A major meeting took place in Victoria today to bring together opinions heard through a string of consultations across the state, as work continues on what a treaty between the Government and First Nations people would look like.
Earlier in the year the Andrews Government committed to working on a settlement with the state’s First Nations people after a meeting of over 500 people rejected the proposal of constitutional recognition.
The process has since seen the establishment of a Treaty Interim Working Group, and with involvement from international consultancy firm Ernst & Young, traveled to ten locations across the state to hear opinions on how to form a First Nations representative body to drive negotiations.
Some members of the working group addressed the audience about things they heard throughout their participation, with cultural based representation being a major theme brought forward.
Taungurung elder Mick Harding is on the working group and attended several meetings.
He took the time to emphasise the importance of cultural based representation from the people he spoke to.
Today’s forum also took questions from those in the audience and from people tuning in online.
The first question came from Dja Dja Wurrung elder Gary Murray in the audience.
While he does see hope, he did raise concerns for a lack of attendance at all the consultation meetings.
Mr Murray was told that around 300 people attended consultations in the past few weeks and that everyone represented their mob in their own way.
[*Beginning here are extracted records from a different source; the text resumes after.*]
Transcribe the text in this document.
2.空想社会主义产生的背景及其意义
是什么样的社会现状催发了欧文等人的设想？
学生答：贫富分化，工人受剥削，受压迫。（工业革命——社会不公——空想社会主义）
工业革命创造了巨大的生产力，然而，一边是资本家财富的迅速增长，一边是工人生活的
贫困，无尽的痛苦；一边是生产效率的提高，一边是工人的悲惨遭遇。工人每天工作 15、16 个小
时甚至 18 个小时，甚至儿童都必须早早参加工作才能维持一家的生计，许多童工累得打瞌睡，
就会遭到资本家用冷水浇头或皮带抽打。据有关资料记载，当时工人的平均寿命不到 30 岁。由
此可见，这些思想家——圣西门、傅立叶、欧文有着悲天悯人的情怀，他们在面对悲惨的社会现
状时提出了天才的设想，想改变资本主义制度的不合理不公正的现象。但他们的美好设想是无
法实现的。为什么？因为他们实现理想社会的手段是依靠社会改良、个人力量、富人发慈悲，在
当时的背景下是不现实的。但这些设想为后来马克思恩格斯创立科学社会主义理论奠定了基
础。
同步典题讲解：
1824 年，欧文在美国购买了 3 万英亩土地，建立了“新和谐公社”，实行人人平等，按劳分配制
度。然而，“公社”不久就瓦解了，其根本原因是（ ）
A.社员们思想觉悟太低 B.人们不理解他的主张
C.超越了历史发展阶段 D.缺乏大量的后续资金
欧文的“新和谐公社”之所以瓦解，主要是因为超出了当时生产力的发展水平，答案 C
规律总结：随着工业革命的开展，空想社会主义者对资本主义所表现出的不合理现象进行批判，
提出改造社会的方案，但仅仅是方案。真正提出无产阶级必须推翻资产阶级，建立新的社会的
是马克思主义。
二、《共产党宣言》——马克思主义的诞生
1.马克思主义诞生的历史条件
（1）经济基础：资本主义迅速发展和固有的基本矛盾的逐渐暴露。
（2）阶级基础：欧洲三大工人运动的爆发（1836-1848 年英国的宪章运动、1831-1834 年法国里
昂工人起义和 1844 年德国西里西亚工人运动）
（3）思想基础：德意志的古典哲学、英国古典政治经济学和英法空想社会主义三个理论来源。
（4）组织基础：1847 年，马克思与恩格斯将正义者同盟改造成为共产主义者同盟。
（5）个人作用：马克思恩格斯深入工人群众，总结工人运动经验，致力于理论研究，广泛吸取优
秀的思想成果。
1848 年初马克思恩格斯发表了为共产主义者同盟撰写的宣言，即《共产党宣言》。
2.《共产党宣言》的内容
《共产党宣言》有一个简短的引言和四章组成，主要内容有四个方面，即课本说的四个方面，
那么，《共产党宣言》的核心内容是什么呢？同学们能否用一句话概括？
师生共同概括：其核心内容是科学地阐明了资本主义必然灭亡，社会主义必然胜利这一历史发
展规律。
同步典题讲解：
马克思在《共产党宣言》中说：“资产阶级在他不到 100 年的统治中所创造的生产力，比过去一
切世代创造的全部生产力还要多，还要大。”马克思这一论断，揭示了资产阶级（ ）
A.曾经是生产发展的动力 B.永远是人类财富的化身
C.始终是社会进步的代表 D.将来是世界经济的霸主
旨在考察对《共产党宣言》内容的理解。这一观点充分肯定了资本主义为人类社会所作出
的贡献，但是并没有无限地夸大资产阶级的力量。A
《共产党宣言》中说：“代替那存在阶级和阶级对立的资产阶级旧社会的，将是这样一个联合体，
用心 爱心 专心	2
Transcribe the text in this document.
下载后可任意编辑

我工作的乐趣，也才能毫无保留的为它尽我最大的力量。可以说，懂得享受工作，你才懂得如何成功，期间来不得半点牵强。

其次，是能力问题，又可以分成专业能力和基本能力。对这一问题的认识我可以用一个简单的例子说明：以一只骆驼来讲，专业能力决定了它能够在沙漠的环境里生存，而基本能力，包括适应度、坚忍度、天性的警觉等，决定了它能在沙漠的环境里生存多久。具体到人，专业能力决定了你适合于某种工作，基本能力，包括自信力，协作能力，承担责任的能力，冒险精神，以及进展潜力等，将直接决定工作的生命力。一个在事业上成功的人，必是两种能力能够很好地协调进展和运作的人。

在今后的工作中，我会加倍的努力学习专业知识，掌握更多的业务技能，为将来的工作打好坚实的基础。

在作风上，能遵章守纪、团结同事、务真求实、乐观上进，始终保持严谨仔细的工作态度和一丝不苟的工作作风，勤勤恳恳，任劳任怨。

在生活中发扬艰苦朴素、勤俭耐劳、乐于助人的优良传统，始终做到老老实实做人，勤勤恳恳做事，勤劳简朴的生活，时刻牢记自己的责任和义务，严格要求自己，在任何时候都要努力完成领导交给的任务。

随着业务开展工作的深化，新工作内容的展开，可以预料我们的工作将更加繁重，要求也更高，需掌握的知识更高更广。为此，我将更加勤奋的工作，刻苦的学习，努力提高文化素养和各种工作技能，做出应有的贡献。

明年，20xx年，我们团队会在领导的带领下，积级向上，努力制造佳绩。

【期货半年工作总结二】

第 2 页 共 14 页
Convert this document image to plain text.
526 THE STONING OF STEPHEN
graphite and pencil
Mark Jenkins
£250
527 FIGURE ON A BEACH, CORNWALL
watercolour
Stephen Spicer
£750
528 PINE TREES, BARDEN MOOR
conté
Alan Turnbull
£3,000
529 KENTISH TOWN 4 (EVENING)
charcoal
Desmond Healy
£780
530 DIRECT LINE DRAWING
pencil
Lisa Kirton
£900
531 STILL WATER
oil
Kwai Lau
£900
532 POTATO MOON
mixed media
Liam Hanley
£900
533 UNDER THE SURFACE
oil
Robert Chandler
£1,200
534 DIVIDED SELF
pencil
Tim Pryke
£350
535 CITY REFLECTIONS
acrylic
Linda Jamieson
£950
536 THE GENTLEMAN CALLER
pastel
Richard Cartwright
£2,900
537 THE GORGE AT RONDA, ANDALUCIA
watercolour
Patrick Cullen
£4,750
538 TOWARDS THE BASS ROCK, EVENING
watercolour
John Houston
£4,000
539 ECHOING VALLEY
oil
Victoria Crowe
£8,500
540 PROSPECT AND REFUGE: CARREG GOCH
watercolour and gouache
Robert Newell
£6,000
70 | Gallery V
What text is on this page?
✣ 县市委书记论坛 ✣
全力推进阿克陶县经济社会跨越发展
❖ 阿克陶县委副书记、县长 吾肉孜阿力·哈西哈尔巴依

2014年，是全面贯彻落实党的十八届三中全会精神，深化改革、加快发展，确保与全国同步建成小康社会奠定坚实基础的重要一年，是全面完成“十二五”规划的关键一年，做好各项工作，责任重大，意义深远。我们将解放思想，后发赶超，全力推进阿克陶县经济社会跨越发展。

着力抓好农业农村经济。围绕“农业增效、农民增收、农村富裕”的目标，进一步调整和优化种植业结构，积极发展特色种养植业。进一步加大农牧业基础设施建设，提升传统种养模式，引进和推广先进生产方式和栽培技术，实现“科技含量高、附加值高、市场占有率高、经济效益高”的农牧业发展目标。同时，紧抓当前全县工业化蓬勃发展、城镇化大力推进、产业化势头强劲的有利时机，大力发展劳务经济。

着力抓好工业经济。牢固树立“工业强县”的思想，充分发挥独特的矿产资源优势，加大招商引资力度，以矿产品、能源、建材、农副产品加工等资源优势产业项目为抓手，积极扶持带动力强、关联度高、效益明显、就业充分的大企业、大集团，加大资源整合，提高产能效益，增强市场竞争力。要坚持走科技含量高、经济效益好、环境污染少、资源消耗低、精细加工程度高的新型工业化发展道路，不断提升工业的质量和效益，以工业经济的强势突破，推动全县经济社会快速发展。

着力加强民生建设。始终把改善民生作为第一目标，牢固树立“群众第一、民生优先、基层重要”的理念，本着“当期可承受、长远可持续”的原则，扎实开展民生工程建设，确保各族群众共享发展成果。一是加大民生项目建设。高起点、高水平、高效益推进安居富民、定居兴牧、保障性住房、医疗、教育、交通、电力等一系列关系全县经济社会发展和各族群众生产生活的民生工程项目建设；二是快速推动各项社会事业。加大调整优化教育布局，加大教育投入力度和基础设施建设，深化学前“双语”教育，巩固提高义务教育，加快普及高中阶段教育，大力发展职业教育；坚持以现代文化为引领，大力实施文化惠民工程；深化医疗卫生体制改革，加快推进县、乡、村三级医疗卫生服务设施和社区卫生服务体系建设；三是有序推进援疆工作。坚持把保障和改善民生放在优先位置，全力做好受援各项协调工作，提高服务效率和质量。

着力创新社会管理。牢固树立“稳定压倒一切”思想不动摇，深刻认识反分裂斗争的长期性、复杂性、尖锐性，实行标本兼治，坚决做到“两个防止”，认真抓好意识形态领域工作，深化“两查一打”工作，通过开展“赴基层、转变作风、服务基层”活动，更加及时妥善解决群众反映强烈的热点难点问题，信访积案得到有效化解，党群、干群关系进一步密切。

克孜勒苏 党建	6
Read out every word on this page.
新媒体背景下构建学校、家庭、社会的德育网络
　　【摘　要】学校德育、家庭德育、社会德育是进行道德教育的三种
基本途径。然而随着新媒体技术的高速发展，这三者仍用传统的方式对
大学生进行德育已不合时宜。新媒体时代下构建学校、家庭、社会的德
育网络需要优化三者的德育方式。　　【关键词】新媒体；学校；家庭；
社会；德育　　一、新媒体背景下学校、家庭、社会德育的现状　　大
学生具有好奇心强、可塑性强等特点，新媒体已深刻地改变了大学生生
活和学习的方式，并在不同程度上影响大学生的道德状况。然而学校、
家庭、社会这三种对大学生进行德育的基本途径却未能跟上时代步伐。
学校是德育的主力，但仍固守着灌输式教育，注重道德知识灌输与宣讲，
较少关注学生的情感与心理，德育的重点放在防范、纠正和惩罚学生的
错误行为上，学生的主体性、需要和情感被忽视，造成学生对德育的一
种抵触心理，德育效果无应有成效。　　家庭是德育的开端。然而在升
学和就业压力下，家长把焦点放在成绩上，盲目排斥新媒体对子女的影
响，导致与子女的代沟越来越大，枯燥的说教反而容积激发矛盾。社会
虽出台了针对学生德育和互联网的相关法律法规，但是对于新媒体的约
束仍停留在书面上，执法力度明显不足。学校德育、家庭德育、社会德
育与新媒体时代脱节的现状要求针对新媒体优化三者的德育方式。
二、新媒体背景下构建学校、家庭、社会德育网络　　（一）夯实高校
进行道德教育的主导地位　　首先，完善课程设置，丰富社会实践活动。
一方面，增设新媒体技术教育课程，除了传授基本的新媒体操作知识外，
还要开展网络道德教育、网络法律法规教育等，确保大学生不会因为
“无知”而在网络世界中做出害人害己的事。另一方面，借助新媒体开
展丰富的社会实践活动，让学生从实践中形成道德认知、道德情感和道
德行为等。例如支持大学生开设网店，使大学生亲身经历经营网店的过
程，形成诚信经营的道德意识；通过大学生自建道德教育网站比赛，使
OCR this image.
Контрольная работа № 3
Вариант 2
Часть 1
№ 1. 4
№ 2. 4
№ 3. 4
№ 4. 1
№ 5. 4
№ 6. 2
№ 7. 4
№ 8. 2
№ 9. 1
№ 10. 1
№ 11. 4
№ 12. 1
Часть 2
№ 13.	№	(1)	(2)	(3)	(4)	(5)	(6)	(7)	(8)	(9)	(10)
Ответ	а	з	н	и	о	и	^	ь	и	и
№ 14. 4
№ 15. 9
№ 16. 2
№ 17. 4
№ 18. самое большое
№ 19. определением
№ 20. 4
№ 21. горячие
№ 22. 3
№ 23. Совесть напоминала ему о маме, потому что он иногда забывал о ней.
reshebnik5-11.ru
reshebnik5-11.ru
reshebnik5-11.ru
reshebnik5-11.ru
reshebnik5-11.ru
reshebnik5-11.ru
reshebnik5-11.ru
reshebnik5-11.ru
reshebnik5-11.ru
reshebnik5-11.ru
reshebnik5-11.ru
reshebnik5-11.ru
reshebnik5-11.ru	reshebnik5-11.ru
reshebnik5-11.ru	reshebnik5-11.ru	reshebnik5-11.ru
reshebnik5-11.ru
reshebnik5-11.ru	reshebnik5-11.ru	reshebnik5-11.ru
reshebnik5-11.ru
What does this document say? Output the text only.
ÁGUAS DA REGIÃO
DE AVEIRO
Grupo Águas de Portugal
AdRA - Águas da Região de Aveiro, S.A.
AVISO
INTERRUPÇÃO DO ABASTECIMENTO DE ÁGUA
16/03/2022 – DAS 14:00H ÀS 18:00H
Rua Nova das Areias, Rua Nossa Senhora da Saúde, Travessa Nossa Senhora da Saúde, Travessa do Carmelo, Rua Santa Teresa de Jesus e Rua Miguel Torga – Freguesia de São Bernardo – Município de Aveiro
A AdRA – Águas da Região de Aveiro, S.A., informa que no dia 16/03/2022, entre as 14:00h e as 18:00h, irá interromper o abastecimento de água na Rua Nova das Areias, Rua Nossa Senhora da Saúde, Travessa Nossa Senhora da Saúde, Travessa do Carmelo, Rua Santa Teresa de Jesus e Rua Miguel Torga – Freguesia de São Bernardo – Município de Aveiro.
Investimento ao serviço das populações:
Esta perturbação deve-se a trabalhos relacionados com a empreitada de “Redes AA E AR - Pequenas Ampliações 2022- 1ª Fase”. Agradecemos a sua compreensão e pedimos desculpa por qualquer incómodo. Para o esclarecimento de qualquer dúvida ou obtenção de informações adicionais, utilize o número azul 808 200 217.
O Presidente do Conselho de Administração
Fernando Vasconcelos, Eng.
Mr Murrays concerns were further emphasised by Gunai/Gunditjmara woman Lydia Thorpe who says the process is flawed and talked of numbers at meetings she attended being as low as 10 to 15.
She also slammed the use of non-Indigenous consultants.
A comment from Gunditjmara woman Michaelia Bamblett pointed out a need for education on the process and how to be a part of the consultations effectively.
The process will continue and while it is not yet known what form it will take, a representation body is hoped to be established early in the new year.